Nevertheless, despite these two disadvantages, there are two reasons for retaining deviation from neutrality as a complement to gradient consistency. First, the fact that two independent methods paint the same picture, both overall and with respect to the differences between thermophiles and mesophiles, greatly strengthens support for the cost selection hypothesis. Second, the deviation from neutrality results confirm that we are indeed seeing selection to reduce protein synthesis cost—for the gradient consistency results considered on their own could have been explained by selection to increase protein synthesis cost, however perverse that might appear.

Two forces appear to modulate the signature of cost selection on different genomes. The first is the general environment. Amino acid usage in thermophiles appears to differ from that of thermal mesophiles owing to different amino acid synthesis costs in the thermophilic environment. The second modulating force is the acquisition cost of the components of amino acids. Where the amino acid usage gradients for a given organism differed from that expected on the basis of amino acid synthesis costs, such differences can potentially be attributed to nutrient limitation increasing the real cost of amino acids containing the limited element.

Finally, we have seen that amino acid synthesis costs estimated from one organism, Escherichia coli, can explain amino acid usage in mesophile organisms in all three domains of life.

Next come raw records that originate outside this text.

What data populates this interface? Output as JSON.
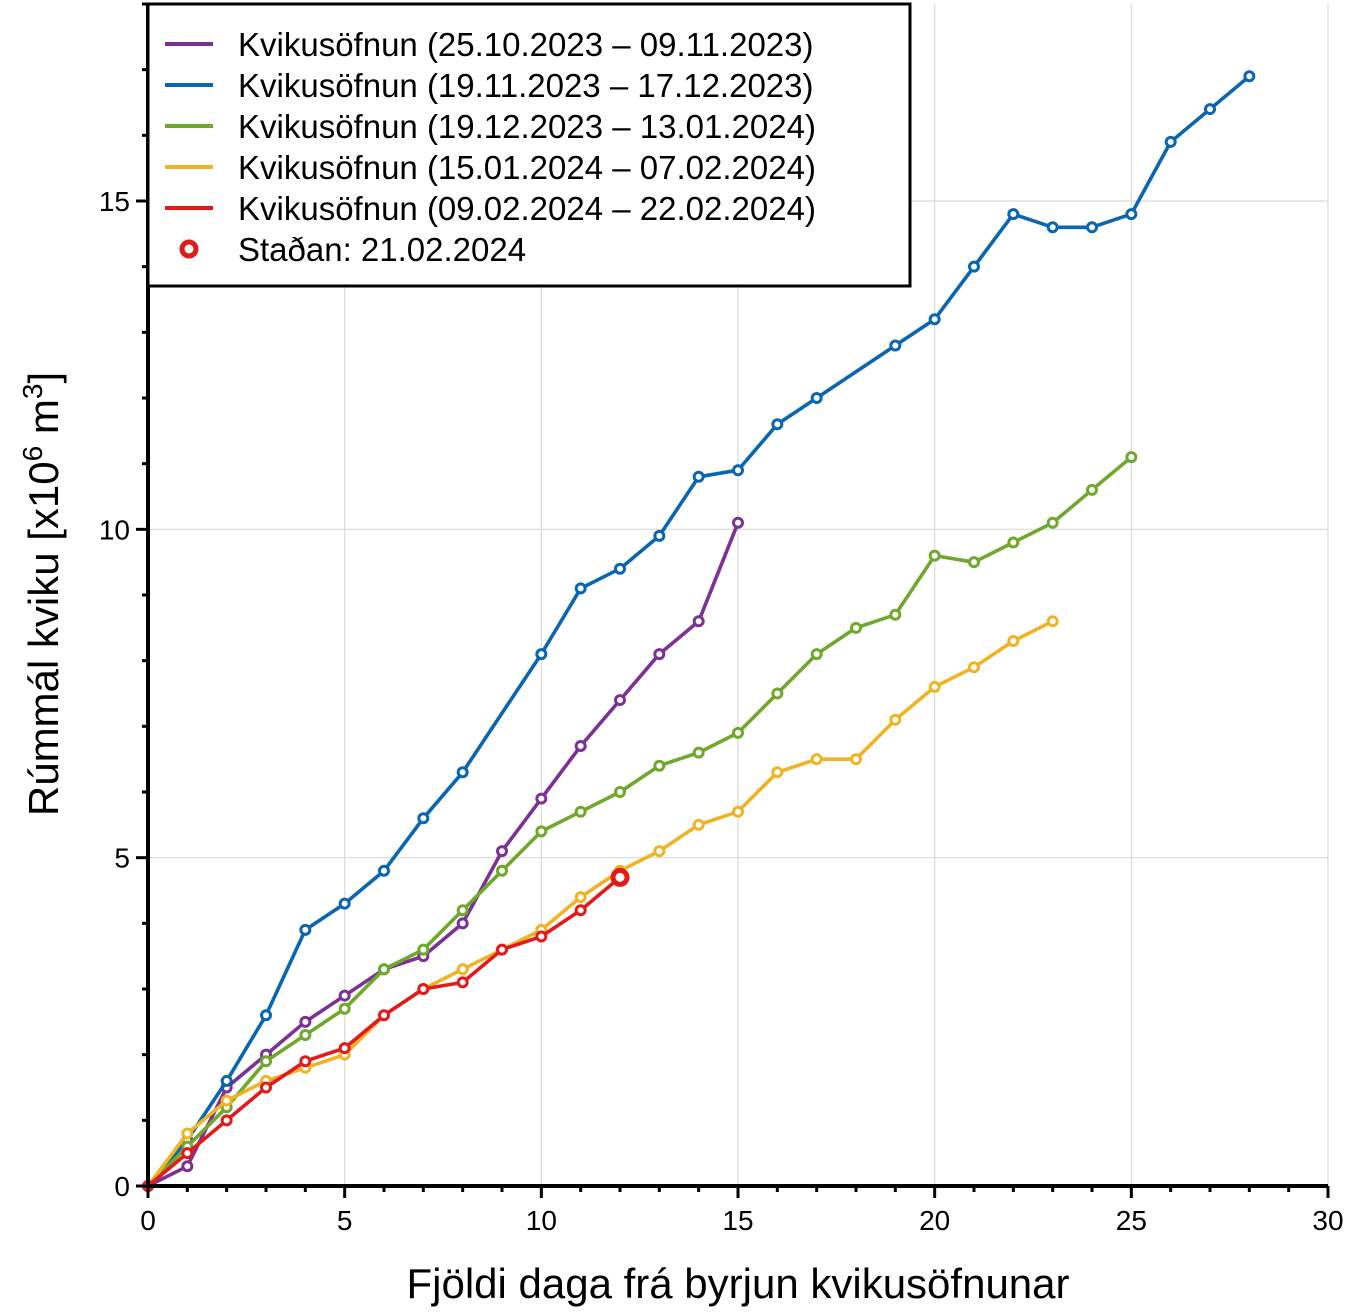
{
  "chart_data": {
    "type": "line",
    "xlabel": "Fjöldi daga frá byrjun kvikusöfnunar",
    "ylabel_main": "Rúmmál kviku [x10",
    "ylabel_sup1": "6",
    "ylabel_mid": " m",
    "ylabel_sup2": "3",
    "ylabel_end": "]",
    "xlim": [
      0,
      30
    ],
    "ylim": [
      0,
      18
    ],
    "xticks": [
      "0",
      "5",
      "10",
      "15",
      "20",
      "25",
      "30"
    ],
    "yticks": [
      "0",
      "5",
      "10",
      "15"
    ],
    "grid": true,
    "legend_position": "top-left",
    "series": [
      {
        "name": "Kvikusöfnun (25.10.2023 – 09.11.2023)",
        "color": "#7b3294",
        "x": [
          0,
          1,
          2,
          3,
          4,
          5,
          6,
          7,
          8,
          9,
          10,
          11,
          12,
          13,
          14,
          15
        ],
        "y": [
          0,
          0.3,
          1.5,
          2.0,
          2.5,
          2.9,
          3.3,
          3.5,
          4.0,
          5.1,
          5.9,
          6.7,
          7.4,
          8.1,
          8.6,
          10.1
        ]
      },
      {
        "name": "Kvikusöfnun (19.11.2023 – 17.12.2023)",
        "color": "#0a66b0",
        "x": [
          0,
          1,
          2,
          3,
          4,
          5,
          6,
          7,
          8,
          10,
          11,
          12,
          13,
          14,
          15,
          16,
          17,
          19,
          20,
          21,
          22,
          23,
          24,
          25,
          26,
          27,
          28
        ],
        "y": [
          0,
          0.7,
          1.6,
          2.6,
          3.9,
          4.3,
          4.8,
          5.6,
          6.3,
          8.1,
          9.1,
          9.4,
          9.9,
          10.8,
          10.9,
          11.6,
          12.0,
          12.8,
          13.2,
          14.0,
          14.8,
          14.6,
          14.6,
          14.8,
          15.9,
          16.4,
          16.9
        ]
      },
      {
        "name": "Kvikusöfnun (19.12.2023 – 13.01.2024)",
        "color": "#6fa82c",
        "x": [
          0,
          1,
          2,
          3,
          4,
          5,
          6,
          7,
          8,
          9,
          10,
          11,
          12,
          13,
          14,
          15,
          16,
          17,
          18,
          19,
          20,
          21,
          22,
          23,
          24,
          25
        ],
        "y": [
          0,
          0.6,
          1.2,
          1.9,
          2.3,
          2.7,
          3.3,
          3.6,
          4.2,
          4.8,
          5.4,
          5.7,
          6.0,
          6.4,
          6.6,
          6.9,
          7.5,
          8.1,
          8.5,
          8.7,
          9.6,
          9.5,
          9.8,
          10.1,
          10.6,
          11.1
        ]
      },
      {
        "name": "Kvikusöfnun (15.01.2024 – 07.02.2024)",
        "color": "#f0b323",
        "x": [
          0,
          1,
          2,
          3,
          4,
          5,
          6,
          7,
          8,
          9,
          10,
          11,
          12,
          13,
          14,
          15,
          16,
          17,
          18,
          19,
          20,
          21,
          22,
          23
        ],
        "y": [
          0,
          0.8,
          1.3,
          1.6,
          1.8,
          2.0,
          2.6,
          3.0,
          3.3,
          3.6,
          3.9,
          4.4,
          4.8,
          5.1,
          5.5,
          5.7,
          6.3,
          6.5,
          6.5,
          7.1,
          7.6,
          7.9,
          8.3,
          8.6
        ]
      },
      {
        "name": "Kvikusöfnun (09.02.2024 – 22.02.2024)",
        "color": "#e31a1c",
        "x": [
          0,
          1,
          2,
          3,
          4,
          5,
          6,
          7,
          8,
          9,
          10,
          11,
          12
        ],
        "y": [
          0,
          0.5,
          1.0,
          1.5,
          1.9,
          2.1,
          2.6,
          3.0,
          3.1,
          3.6,
          3.8,
          4.2,
          4.7
        ]
      }
    ],
    "current_point": {
      "label": "Staðan: 21.02.2024",
      "color": "#e31a1c",
      "x": 12,
      "y": 4.7
    }
  }
}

This suggests that amino acid biosynthesis pathways are highly conserved, and although there are some exceptions—lysine is synthesized in the glutamate pathway in fungi as opposed to the aspartate pathway elsewhere (Zubay 1988)—this is in general doubtless true.

However, even if amino acid synthesis pathways are conserved, a puzzle remains. To wit: not all the mesophiles in this paper synthesize all of their amino acids all of the time. Many are heterotrophs, which acquire several of their amino acids in food—mammals, indeed, can only synthesize about half of their amino acids. This observation raises the question as to why it is possible to observe selection on amino acid synthesis cost in these auxotrophic species: if amino acids are acquired, not synthesized, then a priori, it seems that the amino acid synthesis costs may be poor proxies for the true cost of amino acids to an organism.

There are two mutually compatible resolutions to this conundrum. The first reflects the dependency of heterotrophs upon autotrophs. When a heterotroph eats an autotroph, it obtains amino acids in proportion to their usage in the autotroph’s proteome; this usage will have been shaped by synthesis cost. If the heterotroph is not to have to eat unnecessary amounts of food, the amino acid usage of its proteome must not differ radically from that of the autotroph. Thus amino acid synthesis cost in autotrophs should flow through the food chain to influence amino acid cost for heterotrophs.

The second argument notes that when a heterotroph acquires an amino acid it may either incorporate it into a protein or degrade it to generate ATP and release metabolites for other cellular processes. ATP is generated by inserting the components of degraded amino acids at different points in the glycolytic pathway and citric acid cycle. The number and location of insertion points differs for the different amino acids, and the usable energy released correlates roughly with the different amino acid synthesis costs. Thus, even when an organism does not synthesize an amino acid, it incurs an energetic opportunity cost for incorporating that amino acid into a protein. This opportunity cost is the synthesis cost seen in a distorting mirror.